When she was a child she’d visit family in Lebanon. The last time was right before the Lebanon-Israeli War in 2006, though her father has traveled back since then and family has visits him in the States.

Awad said her family is safe after the explosion that destroyed the port of Beirut in August and left hundreds of thousands homeless. They have been feeling the economic effects, though. “Food scarcity is becoming a real concern.”

Awad’s family lived in the Midwest throughout her life, though they moved because of her father’s job. After her parents divorced, her father got custody of her and her two sisters. At one point the lived in a small Indiana town where “we were definitely the black sheep.”

They never lived any place where there was a significant Lebanese community. She suspects her father stayed in the Midwest because his closest friend, who had left Lebanon with him, had settled in Columbus.

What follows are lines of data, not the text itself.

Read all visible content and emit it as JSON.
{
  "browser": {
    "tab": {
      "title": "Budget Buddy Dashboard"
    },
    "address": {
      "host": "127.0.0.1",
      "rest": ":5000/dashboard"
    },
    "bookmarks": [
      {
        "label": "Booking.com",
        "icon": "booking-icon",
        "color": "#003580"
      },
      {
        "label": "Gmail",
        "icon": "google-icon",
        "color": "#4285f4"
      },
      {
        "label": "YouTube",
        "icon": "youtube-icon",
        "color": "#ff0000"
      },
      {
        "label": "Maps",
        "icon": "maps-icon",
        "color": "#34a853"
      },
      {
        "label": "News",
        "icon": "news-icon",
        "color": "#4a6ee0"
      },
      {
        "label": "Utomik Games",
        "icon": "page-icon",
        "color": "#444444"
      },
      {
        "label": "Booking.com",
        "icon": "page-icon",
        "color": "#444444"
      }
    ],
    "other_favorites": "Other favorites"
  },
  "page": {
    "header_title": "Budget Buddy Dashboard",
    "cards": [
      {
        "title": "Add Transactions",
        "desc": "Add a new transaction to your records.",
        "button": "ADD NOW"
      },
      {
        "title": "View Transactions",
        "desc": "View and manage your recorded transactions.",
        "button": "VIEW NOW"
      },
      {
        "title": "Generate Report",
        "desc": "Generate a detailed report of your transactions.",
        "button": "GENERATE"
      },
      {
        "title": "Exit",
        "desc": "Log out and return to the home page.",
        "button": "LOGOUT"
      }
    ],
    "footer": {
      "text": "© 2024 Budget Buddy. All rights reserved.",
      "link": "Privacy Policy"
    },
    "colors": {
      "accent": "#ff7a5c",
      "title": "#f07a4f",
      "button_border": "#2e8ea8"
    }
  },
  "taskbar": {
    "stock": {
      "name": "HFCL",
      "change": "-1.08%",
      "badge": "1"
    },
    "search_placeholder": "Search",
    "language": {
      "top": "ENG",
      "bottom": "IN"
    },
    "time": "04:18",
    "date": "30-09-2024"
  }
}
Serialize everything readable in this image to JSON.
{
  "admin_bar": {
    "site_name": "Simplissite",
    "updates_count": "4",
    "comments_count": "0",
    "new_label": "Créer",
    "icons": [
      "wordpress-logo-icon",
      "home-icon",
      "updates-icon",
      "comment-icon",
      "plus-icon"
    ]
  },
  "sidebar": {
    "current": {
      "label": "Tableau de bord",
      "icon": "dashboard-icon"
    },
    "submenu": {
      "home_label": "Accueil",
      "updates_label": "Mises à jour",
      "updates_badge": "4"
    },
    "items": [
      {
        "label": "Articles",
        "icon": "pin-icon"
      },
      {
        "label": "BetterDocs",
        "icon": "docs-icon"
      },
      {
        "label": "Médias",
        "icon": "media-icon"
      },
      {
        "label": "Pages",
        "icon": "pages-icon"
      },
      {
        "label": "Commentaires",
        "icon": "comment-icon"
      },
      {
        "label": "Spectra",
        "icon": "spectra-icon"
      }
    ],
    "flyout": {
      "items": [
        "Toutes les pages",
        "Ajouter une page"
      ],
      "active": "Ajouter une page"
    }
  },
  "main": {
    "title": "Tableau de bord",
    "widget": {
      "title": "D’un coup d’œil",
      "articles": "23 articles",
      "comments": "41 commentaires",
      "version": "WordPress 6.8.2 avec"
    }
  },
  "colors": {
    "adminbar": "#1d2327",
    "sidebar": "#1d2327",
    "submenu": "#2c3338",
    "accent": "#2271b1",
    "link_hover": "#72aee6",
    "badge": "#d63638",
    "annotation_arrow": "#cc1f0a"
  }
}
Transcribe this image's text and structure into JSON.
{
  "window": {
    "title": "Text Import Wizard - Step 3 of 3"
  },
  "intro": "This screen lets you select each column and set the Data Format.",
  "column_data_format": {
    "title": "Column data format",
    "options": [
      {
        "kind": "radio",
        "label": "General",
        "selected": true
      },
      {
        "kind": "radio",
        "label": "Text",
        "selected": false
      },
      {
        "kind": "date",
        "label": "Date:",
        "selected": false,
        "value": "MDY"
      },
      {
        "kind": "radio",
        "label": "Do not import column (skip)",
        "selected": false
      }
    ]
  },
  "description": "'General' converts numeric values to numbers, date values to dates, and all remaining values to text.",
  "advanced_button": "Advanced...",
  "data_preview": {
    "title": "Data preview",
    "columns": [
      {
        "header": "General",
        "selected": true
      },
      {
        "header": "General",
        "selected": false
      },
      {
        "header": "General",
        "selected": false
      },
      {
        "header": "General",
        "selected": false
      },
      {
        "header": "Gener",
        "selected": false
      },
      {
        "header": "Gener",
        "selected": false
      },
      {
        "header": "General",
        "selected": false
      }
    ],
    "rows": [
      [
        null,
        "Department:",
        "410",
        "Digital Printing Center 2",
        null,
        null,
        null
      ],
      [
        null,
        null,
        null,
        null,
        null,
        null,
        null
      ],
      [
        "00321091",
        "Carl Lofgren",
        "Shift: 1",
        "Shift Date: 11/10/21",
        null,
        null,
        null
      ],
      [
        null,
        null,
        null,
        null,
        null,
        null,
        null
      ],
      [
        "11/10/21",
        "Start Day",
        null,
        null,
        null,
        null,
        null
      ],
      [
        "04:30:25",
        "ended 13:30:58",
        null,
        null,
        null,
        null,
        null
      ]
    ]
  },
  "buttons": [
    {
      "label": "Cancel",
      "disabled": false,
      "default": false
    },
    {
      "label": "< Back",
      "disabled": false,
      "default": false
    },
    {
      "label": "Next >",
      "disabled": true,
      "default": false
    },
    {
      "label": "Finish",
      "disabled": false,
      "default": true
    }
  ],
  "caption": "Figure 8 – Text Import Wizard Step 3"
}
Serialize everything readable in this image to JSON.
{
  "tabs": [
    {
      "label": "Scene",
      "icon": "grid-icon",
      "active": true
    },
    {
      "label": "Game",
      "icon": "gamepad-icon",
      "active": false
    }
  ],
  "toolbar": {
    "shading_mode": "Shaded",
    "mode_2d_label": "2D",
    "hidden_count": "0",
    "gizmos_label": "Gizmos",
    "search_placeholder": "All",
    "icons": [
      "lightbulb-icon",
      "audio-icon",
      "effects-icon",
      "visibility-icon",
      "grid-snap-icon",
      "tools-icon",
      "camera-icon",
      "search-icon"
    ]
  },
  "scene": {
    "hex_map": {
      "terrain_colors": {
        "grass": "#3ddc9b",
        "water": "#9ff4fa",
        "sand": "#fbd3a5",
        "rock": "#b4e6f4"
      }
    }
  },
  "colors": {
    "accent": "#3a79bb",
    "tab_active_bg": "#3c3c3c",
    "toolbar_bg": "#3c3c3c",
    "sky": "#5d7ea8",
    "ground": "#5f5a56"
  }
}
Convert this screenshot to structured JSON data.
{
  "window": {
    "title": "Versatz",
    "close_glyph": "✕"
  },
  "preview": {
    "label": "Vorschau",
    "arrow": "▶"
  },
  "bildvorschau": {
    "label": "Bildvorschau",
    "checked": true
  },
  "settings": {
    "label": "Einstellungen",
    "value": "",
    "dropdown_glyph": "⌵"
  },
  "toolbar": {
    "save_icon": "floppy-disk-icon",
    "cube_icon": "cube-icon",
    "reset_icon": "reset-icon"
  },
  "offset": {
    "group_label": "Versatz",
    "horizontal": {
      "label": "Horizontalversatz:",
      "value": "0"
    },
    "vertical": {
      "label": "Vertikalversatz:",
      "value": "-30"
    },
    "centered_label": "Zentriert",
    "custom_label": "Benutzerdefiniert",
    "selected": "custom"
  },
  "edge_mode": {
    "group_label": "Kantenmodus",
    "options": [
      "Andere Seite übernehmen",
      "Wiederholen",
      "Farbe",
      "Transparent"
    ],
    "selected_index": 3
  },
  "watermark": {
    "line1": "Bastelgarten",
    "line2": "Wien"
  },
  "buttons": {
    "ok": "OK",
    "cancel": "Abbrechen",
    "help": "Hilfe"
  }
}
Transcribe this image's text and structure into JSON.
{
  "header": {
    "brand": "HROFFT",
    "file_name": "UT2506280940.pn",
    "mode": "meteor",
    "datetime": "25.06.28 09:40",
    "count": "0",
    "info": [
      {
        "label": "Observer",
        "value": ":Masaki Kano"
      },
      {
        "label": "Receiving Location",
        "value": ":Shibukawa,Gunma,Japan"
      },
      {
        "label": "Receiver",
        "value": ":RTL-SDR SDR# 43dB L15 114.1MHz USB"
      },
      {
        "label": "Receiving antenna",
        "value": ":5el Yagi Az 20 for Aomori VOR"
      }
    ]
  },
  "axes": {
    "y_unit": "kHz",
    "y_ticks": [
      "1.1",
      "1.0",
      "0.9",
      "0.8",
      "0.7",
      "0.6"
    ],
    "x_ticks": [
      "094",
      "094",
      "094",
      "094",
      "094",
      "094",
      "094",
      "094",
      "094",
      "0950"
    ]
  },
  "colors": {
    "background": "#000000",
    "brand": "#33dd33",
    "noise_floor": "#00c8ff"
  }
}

That’s where Awad returned after graduate school because she loves the city.

She has a busy life beyond poetry. She works in marketing for an insurance company. As much as she’d like to “compartmentalize” that day job from her creative work, she sees a connection.

“It’s helped me think about  audience, what people need to hear and what order they need to hear it in order to be moved,” she said.  “It seeps into helping not only in creating  poetry, but also the performance of poems. I pick the poems that will connect with the audience.”

Awad does some work as a tattoo artist.

She is also the devoted companion to three Pomeranians – Bowie, Winnie, and Bub. 

“I’m obsessed with them in a way that’s not cute,” she said. “I require their companionship more than they require mine.”

In her new poems, she revisits emotionally troubling places and times of trauma. “The dogs  provide emotional support and that keeps you grounded and takes you back to a place of comfort while you’re writing.”

For her “the spark” that ignites the poem “mostly comes from deeply engaging with world around me,” she said. “I read a lot, watch a ton of TV, keep up with the news and have good, thoughtful conversations with friends.”

The  cultural moment and the kind of world she envisions are common themes in her work. 

“I look out the window a lot , and just get really lost in thought,” Awad continued. “I take a lot of notes.”

She returns to those conversations, those images and those headlines she wants to dig into further.

“Sometimes I’ll have an idea for a poem for so long that by the time I sit down to write, it comes out almost fully formed and pretty polished within 20 minutes,” Awad said. “Other times I have an idea  for a poem, and it’s trying to hammer it into shape. It takes months and months and months to figure out why I came to this poem in the first place and what I’m trying to say.

… Usually the more concept heavy poem takes longer for me.”

She’s working on a long poem “about the potential for large scale starvation in Lebanon.”

Long forms, she concedes, are not her strength. “I already know what I’m writing about. It’s like I’m getting in my own way,” she said. “It’s coming out more like a report or article than a poem. How do I get the research in and make it a poem?”

Awad is writing a new book. The work is a departure from her first collection. “The poems are based very much on my own experience,” she said. While they rely less on research, that still plays an important part.

“There’s not this full-fledged narrative arc that we see in ‘Set to Music,’” she said.

“I’m trying to free myself up a little to be more experimental and more lyric in these poems.”

These are less concerned with understanding her father or her family and “more concerned with understanding my own experiences,” Awad said. “I’m writing a lot about grief and assimilation and trauma. Those are the major themes. There’s also climate change poems in there, too, which kind of dovetails with all of those.”